Wednesday, August 10, 2011


TRIUMPH STREET TRIPLE knew from the very beginning of the Daytona 675 project that they were going to build a Speed Triple-style variant. So while the world’s motorcycle press was at the Daytona’s Sepang launch in Malaysia, Triumph engineers were already road testing the mockup of what would become the Street Triple. This foresight—knowing that the fully faired Daytona would eventually be stripped of its trousers—prompted designers to hide fairing mounting hardware inside the frame, so there are no unsightly brackets cluttering the frame’s external surfaces. This allows the Daytona and the Street Triple to share the exact same frame and swingarm. Altering the swingarm mounting point (for which the frame is designed to accommodate) and tweaked offset on the tripleclamps make for handling a little more stable than the Daytona’s (rake is up one degree to 24.3 degrees, trail is 95 mm from 87 mm and wheelbase remains 1,395 mm).

One of the few criticisms of the Daytona 675 was for its tall seat, so the Street Triple has a new rear subframe that lowers the perch 25 mm to a more reasonable 800 mm (31.5 inches). Easing the leg’s reach to the ground is the narrowness of the machine (photographs do not entirely do justice to its slim profile) and from the saddle, it scarcely feels wider than a V-twin.
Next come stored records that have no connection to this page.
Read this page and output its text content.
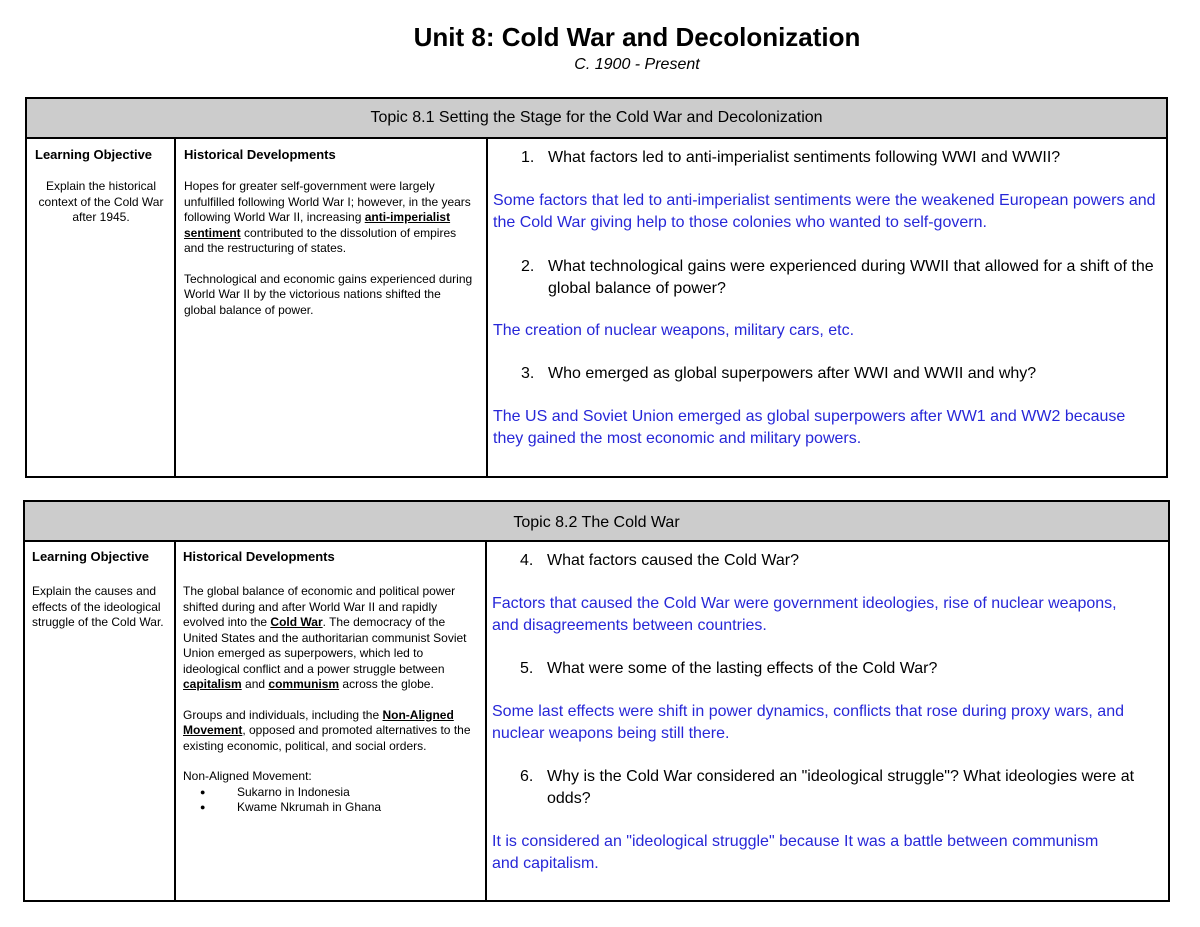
Unit 8: Cold War and Decolonization
C. 1900 - Present
Topic 8.1 Setting the Stage for the Cold War and Decolonization
Learning Objective
Explain the historical context of the Cold War after 1945.
Historical Developments

Hopes for greater self-government were largely unfulfilled following World War I; however, in the years following World War II, increasing anti-imperialist sentiment contributed to the dissolution of empires and the restructuring of states.

Technological and economic gains experienced during World War II by the victorious nations shifted the global balance of power.

1. What factors led to anti-imperialist sentiments following WWI and WWII?
Some factors that led to anti-imperialist sentiments were the weakened European powers and the Cold War giving help to those colonies who wanted to self-govern.
2. What technological gains were experienced during WWII that allowed for a shift of the global balance of power?
The creation of nuclear weapons, military cars, etc.
3. Who emerged as global superpowers after WWI and WWII and why?
The US and Soviet Union emerged as global superpowers after WW1 and WW2 because they gained the most economic and military powers.
Topic 8.2 The Cold War
Learning Objective
Explain the causes and effects of the ideological struggle of the Cold War.
Historical Developments

The global balance of economic and political power shifted during and after World War II and rapidly evolved into the Cold War. The democracy of the United States and the authoritarian communist Soviet Union emerged as superpowers, which led to ideological conflict and a power struggle between capitalism and communism across the globe.

Groups and individuals, including the Non-Aligned Movement, opposed and promoted alternatives to the existing economic, political, and social orders.

Non-Aligned Movement:

● Sukarno in Indonesia
● Kwame Nkrumah in Ghana
4. What factors caused the Cold War?
Factors that caused the Cold War were government ideologies, rise of nuclear weapons, and disagreements between countries.
5. What were some of the lasting effects of the Cold War?
Some last effects were shift in power dynamics, conflicts that rose during proxy wars, and nuclear weapons being still there.
6. Why is the Cold War considered an "ideological struggle"? What ideologies were at odds?
It is considered an "ideological struggle" because It was a battle between communism and capitalism.
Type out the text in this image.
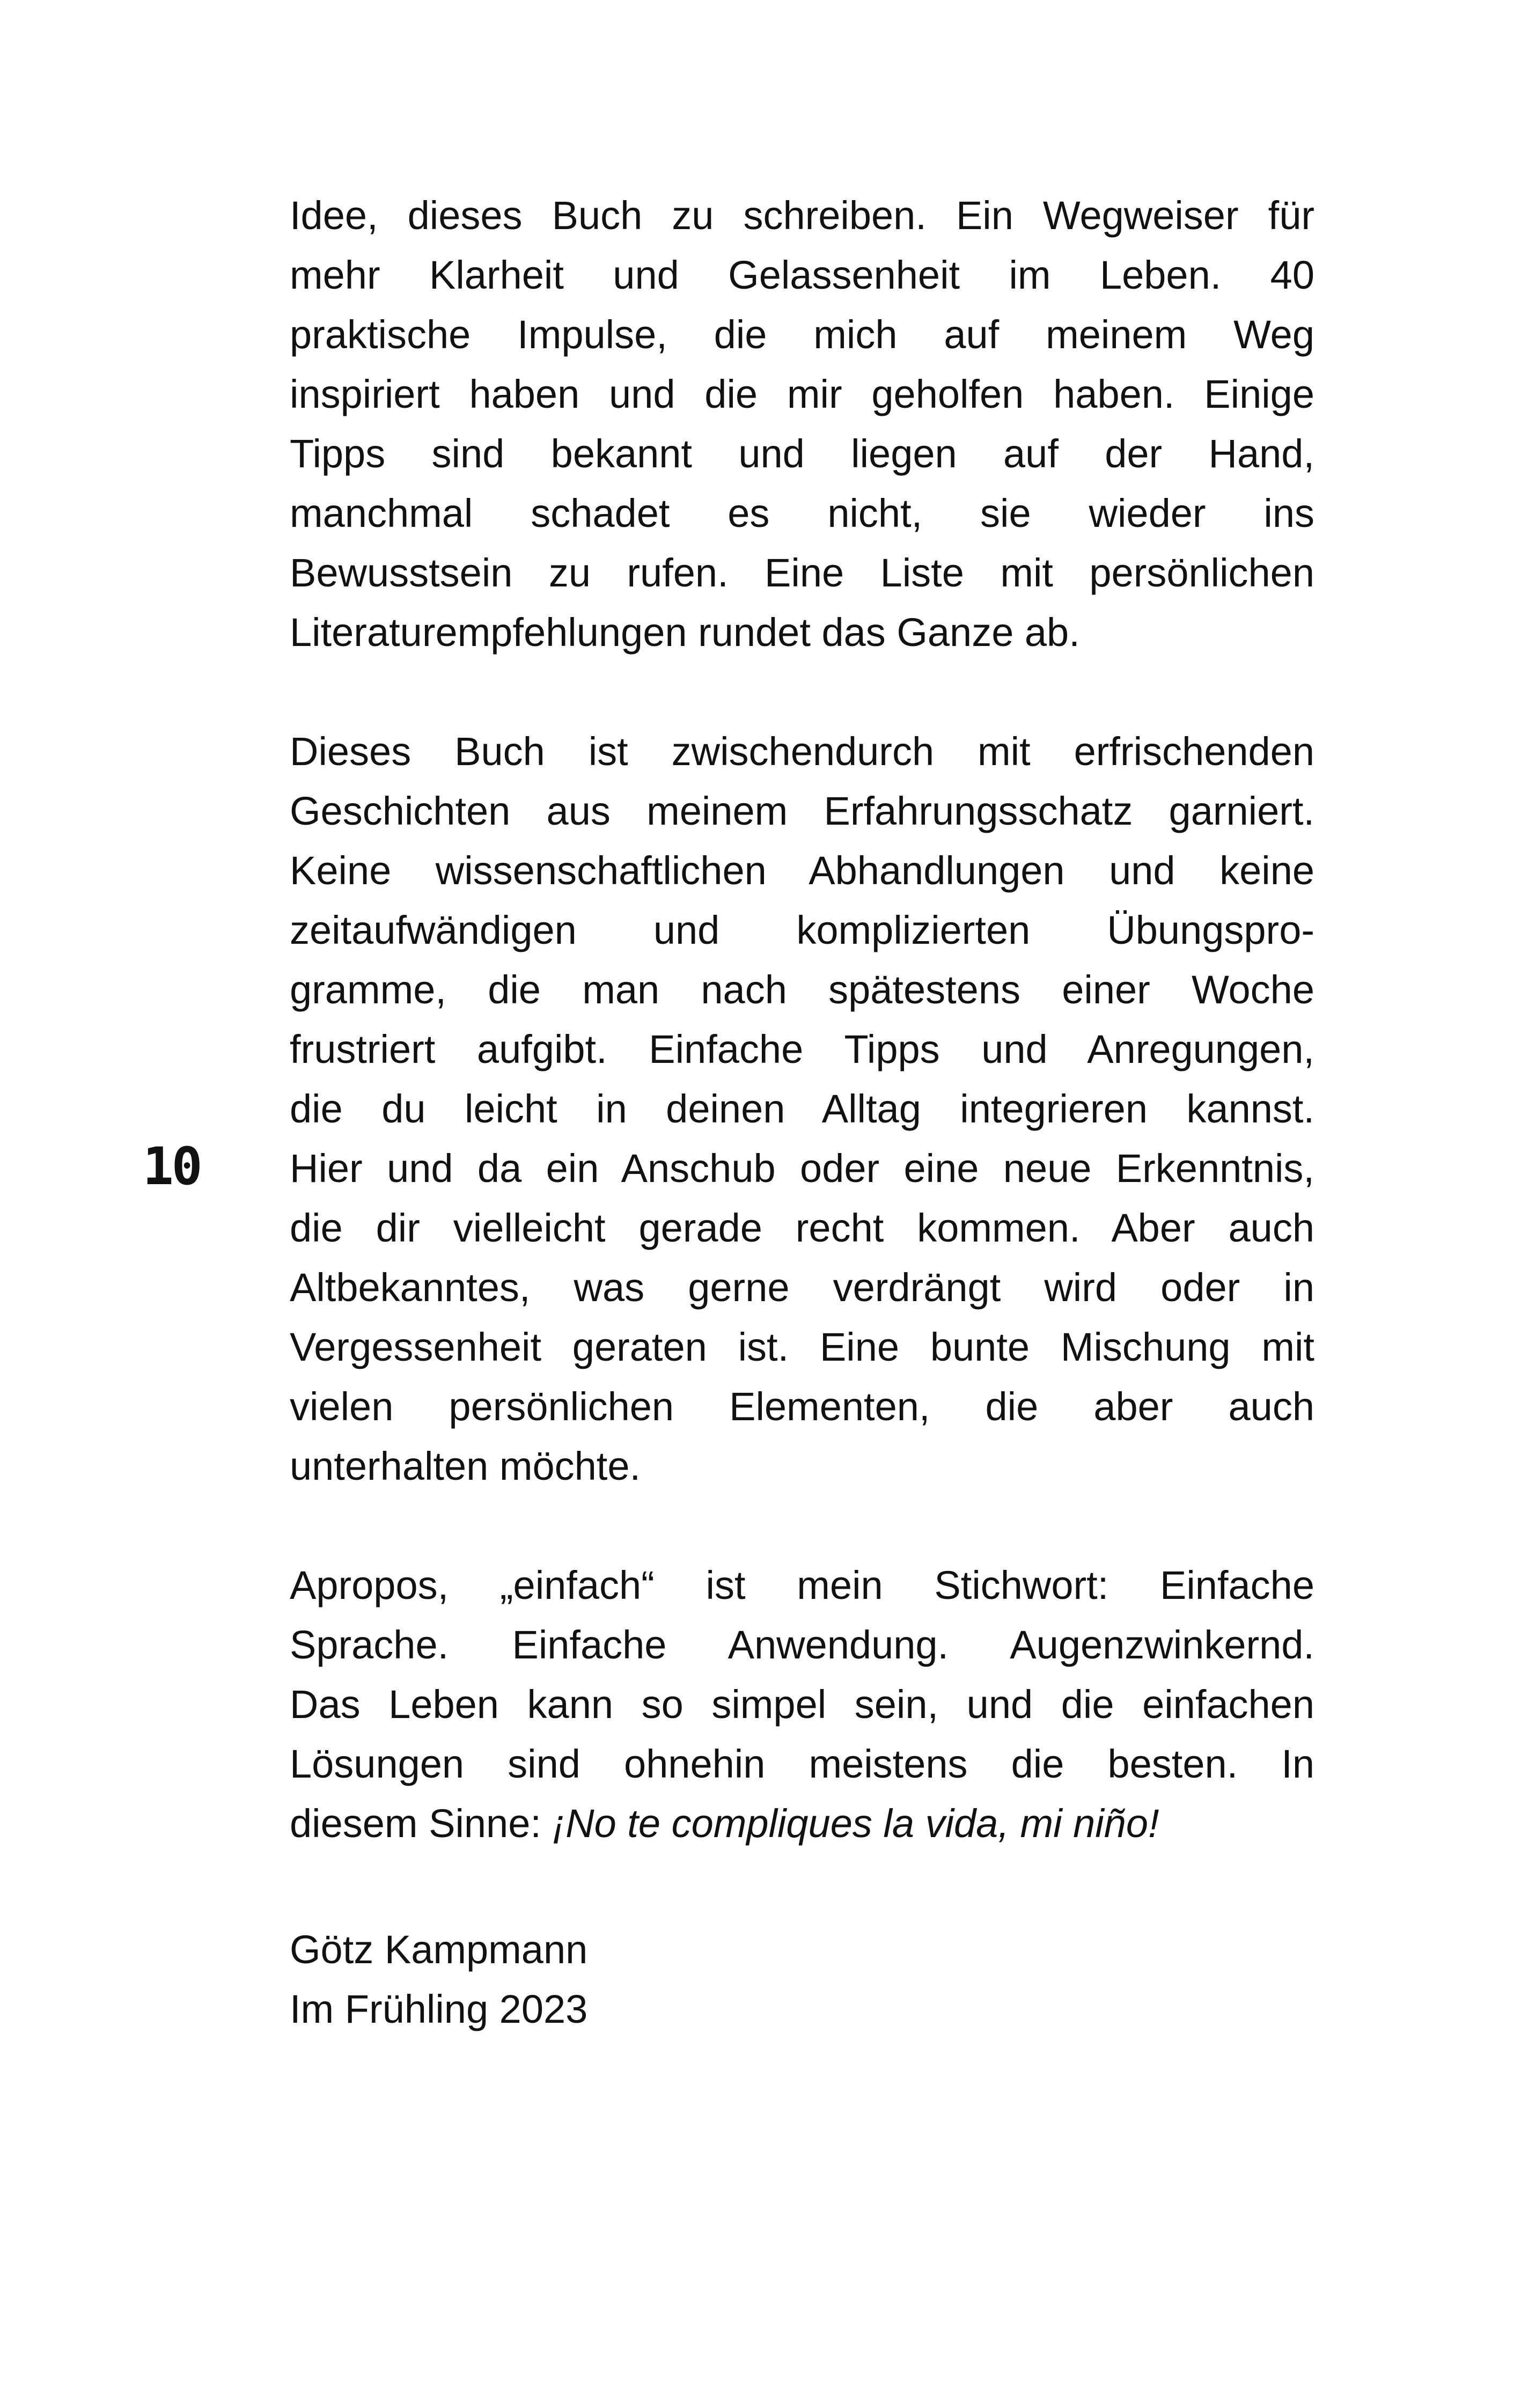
10
Idee, dieses Buch zu schreiben. Ein Wegweiser für
mehr Klarheit und Gelassenheit im Leben. 40
praktische Impulse, die mich auf meinem Weg
inspiriert haben und die mir geholfen haben. Einige
Tipps sind bekannt und liegen auf der Hand,
manchmal schadet es nicht, sie wieder ins
Bewusstsein zu rufen. Eine Liste mit persönlichen
Literaturempfehlungen rundet das Ganze ab.
Dieses Buch ist zwischendurch mit erfrischenden
Geschichten aus meinem Erfahrungsschatz garniert.
Keine wissenschaftlichen Abhandlungen und keine
zeitaufwändigen und komplizierten Übungspro-
gramme, die man nach spätestens einer Woche
frustriert aufgibt. Einfache Tipps und Anregungen,
die du leicht in deinen Alltag integrieren kannst.
Hier und da ein Anschub oder eine neue Erkenntnis,
die dir vielleicht gerade recht kommen. Aber auch
Altbekanntes, was gerne verdrängt wird oder in
Vergessenheit geraten ist. Eine bunte Mischung mit
vielen persönlichen Elementen, die aber auch
unterhalten möchte.
Apropos, „einfach“ ist mein Stichwort: Einfache
Sprache. Einfache Anwendung. Augenzwinkernd.
Das Leben kann so simpel sein, und die einfachen
Lösungen sind ohnehin meistens die besten. In
diesem Sinne: ¡No te compliques la vida, mi niño!
Götz Kampmann
Im Frühling 2023
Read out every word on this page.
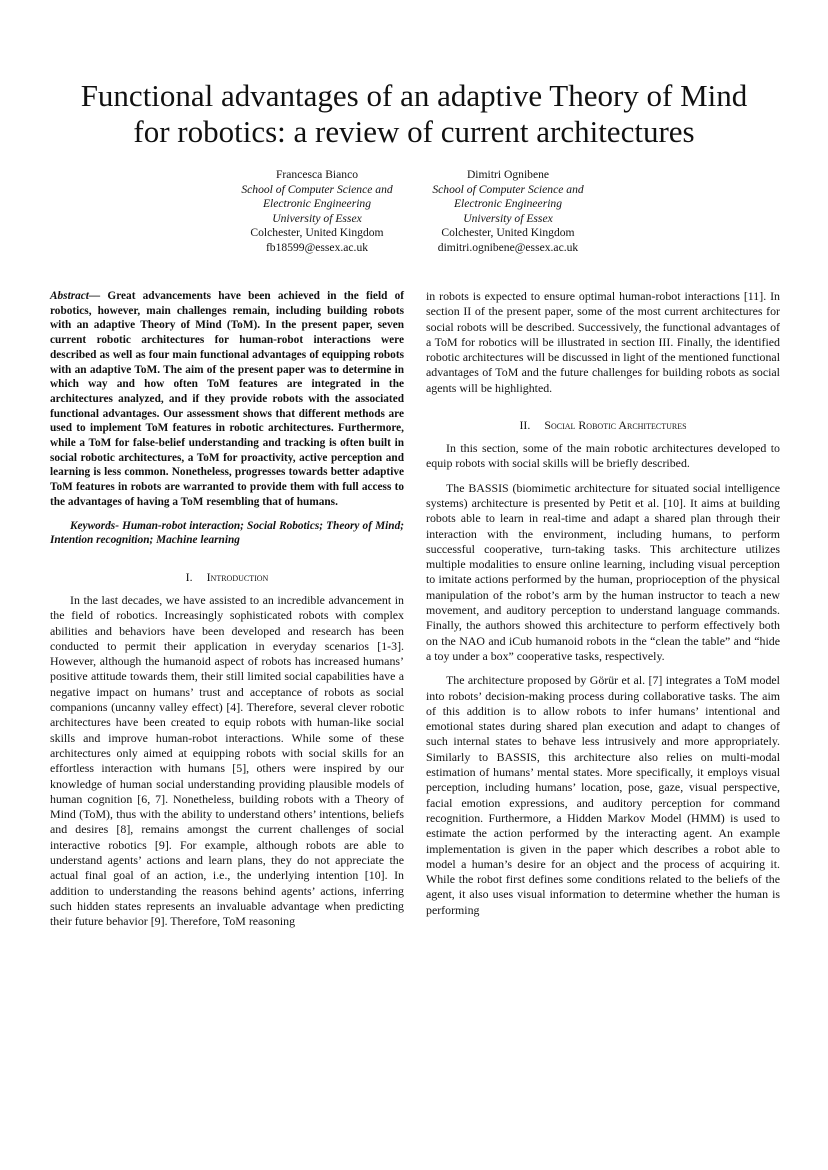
Functional advantages of an adaptive Theory of Mind
for robotics: a review of current architectures
Francesca Bianco
School of Computer Science and
Electronic Engineering
University of Essex
Colchester, United Kingdom
fb18599@essex.ac.uk
Dimitri Ognibene
School of Computer Science and
Electronic Engineering
University of Essex
Colchester, United Kingdom
dimitri.ognibene@essex.ac.uk

Abstract— Great advancements have been achieved in the field of robotics, however, main challenges remain, including building robots with an adaptive Theory of Mind (ToM). In the present paper, seven current robotic architectures for human-robot interactions were described as well as four main functional advantages of equipping robots with an adaptive ToM. The aim of the present paper was to determine in which way and how often ToM features are integrated in the architectures analyzed, and if they provide robots with the associated functional advantages. Our assessment shows that different methods are used to implement ToM features in robotic architectures. Furthermore, while a ToM for false-belief understanding and tracking is often built in social robotic architectures, a ToM for proactivity, active perception and learning is less common. Nonetheless, progresses towards better adaptive ToM features in robots are warranted to provide them with full access to the advantages of having a ToM resembling that of humans.

Keywords- Human-robot interaction; Social Robotics; Theory of Mind; Intention recognition; Machine learning

I. Introduction

In the last decades, we have assisted to an incredible advancement in the field of robotics. Increasingly sophisticated robots with complex abilities and behaviors have been developed and research has been conducted to permit their application in everyday scenarios [1-3]. However, although the humanoid aspect of robots has increased humans’ positive attitude towards them, their still limited social capabilities have a negative impact on humans’ trust and acceptance of robots as social companions (uncanny valley effect) [4]. Therefore, several clever robotic architectures have been created to equip robots with human-like social skills and improve human-robot interactions. While some of these architectures only aimed at equipping robots with social skills for an effortless interaction with humans [5], others were inspired by our knowledge of human social understanding providing plausible models of human cognition [6, 7]. Nonetheless, building robots with a Theory of Mind (ToM), thus with the ability to understand others’ intentions, beliefs and desires [8], remains amongst the current challenges of social interactive robotics [9]. For example, although robots are able to understand agents’ actions and learn plans, they do not appreciate the actual final goal of an action, i.e., the underlying intention [10]. In addition to understanding the reasons behind agents’ actions, inferring such hidden states represents an invaluable advantage when predicting their future behavior [9]. Therefore, ToM reasoning

in robots is expected to ensure optimal human-robot interactions [11]. In section II of the present paper, some of the most current architectures for social robots will be described. Successively, the functional advantages of a ToM for robotics will be illustrated in section III. Finally, the identified robotic architectures will be discussed in light of the mentioned functional advantages of ToM and the future challenges for building robots as social agents will be highlighted.

II. Social Robotic Architectures

In this section, some of the main robotic architectures developed to equip robots with social skills will be briefly described.

The BASSIS (biomimetic architecture for situated social intelligence systems) architecture is presented by Petit et al. [10]. It aims at building robots able to learn in real-time and adapt a shared plan through their interaction with the environment, including humans, to perform successful cooperative, turn-taking tasks. This architecture utilizes multiple modalities to ensure online learning, including visual perception to imitate actions performed by the human, proprioception of the physical manipulation of the robot’s arm by the human instructor to teach a new movement, and auditory perception to understand language commands. Finally, the authors showed this architecture to perform effectively both on the NAO and iCub humanoid robots in the “clean the table” and “hide a toy under a box” cooperative tasks, respectively.

The architecture proposed by Görür et al. [7] integrates a ToM model into robots’ decision-making process during collaborative tasks. The aim of this addition is to allow robots to infer humans’ intentional and emotional states during shared plan execution and adapt to changes of such internal states to behave less intrusively and more appropriately. Similarly to BASSIS, this architecture also relies on multi-modal estimation of humans’ mental states. More specifically, it employs visual perception, including humans’ location, pose, gaze, visual perspective, facial emotion expressions, and auditory perception for command recognition. Furthermore, a Hidden Markov Model (HMM) is used to estimate the action performed by the interacting agent. An example implementation is given in the paper which describes a robot able to model a human’s desire for an object and the process of acquiring it. While the robot first defines some conditions related to the beliefs of the agent, it also uses visual information to determine whether the human is performing
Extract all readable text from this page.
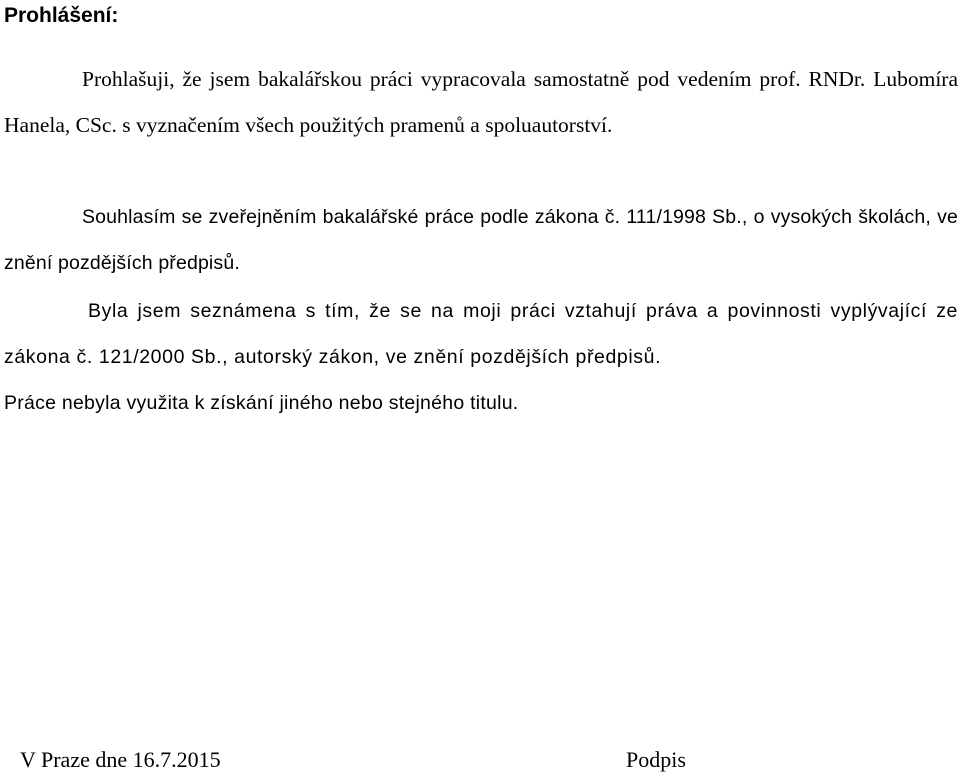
Prohlášení:

Prohlašuji, že jsem bakalářskou práci vypracovala samostatně pod vedením prof. RNDr. Lubomíra Hanela, CSc. s vyznačením všech použitých pramenů a spoluautorství.

Souhlasím se zveřejněním bakalářské práce podle zákona č. 111/1998 Sb., o vysokých školách, ve znění pozdějších předpisů.

Byla jsem seznámena s tím, že se na moji práci vztahují práva a povinnosti vyplývající ze zákona č. 121/2000 Sb., autorský zákon, ve znění pozdějších předpisů.

Práce nebyla využita k získání jiného nebo stejného titulu.

V Praze dne 16.7.2015	Podpis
Each millimetre that can be carved from seat height makes a motorcycle more appealing to the short legged, but Triumph pruned a little too much foam from the Street Triple’s seat. After spending the morning on a tester with a gel seat (a $288 accessory), the switch to a machine with a stock seat left me squirming miserably within 20 kilometres. Other hacks had similar complaints, and Triumph officials vowed to return to the factory to find out who pinched the stuffing.

Suspension up front is a 41 mm Kayaba fork with 120 mm of travel, while the Kayaba rear shock has marginally greater travel. Settings are a good compromise between firm and supple, and even at elevated speeds, the Street Triple doesn’t wallow in corners. Brakes up front are paired 308 mm floating rotors with Nissin two-piston sliding calipers. A single 220 mm rotor with single-piston caliper handles the rear. They are strong but not supersport sensitive, and a good compromise for the street. Perhaps the only real trouble with the Street Triple is how to position it for sensitive North American buyers. It is svelte enough (at 167 kg/368 lb) and the controls are supple enough for riders of modest experience, but it is also a powerful, track-day capable machine, directly descended from one of the best thoroughbred sport bikes (the 2006 Bike of the Year award-winning Daytona 675). The Street Triple transcends its modest displacement and embodies a characteristic rare in motorcycling: a bike that can be many different things to many different people.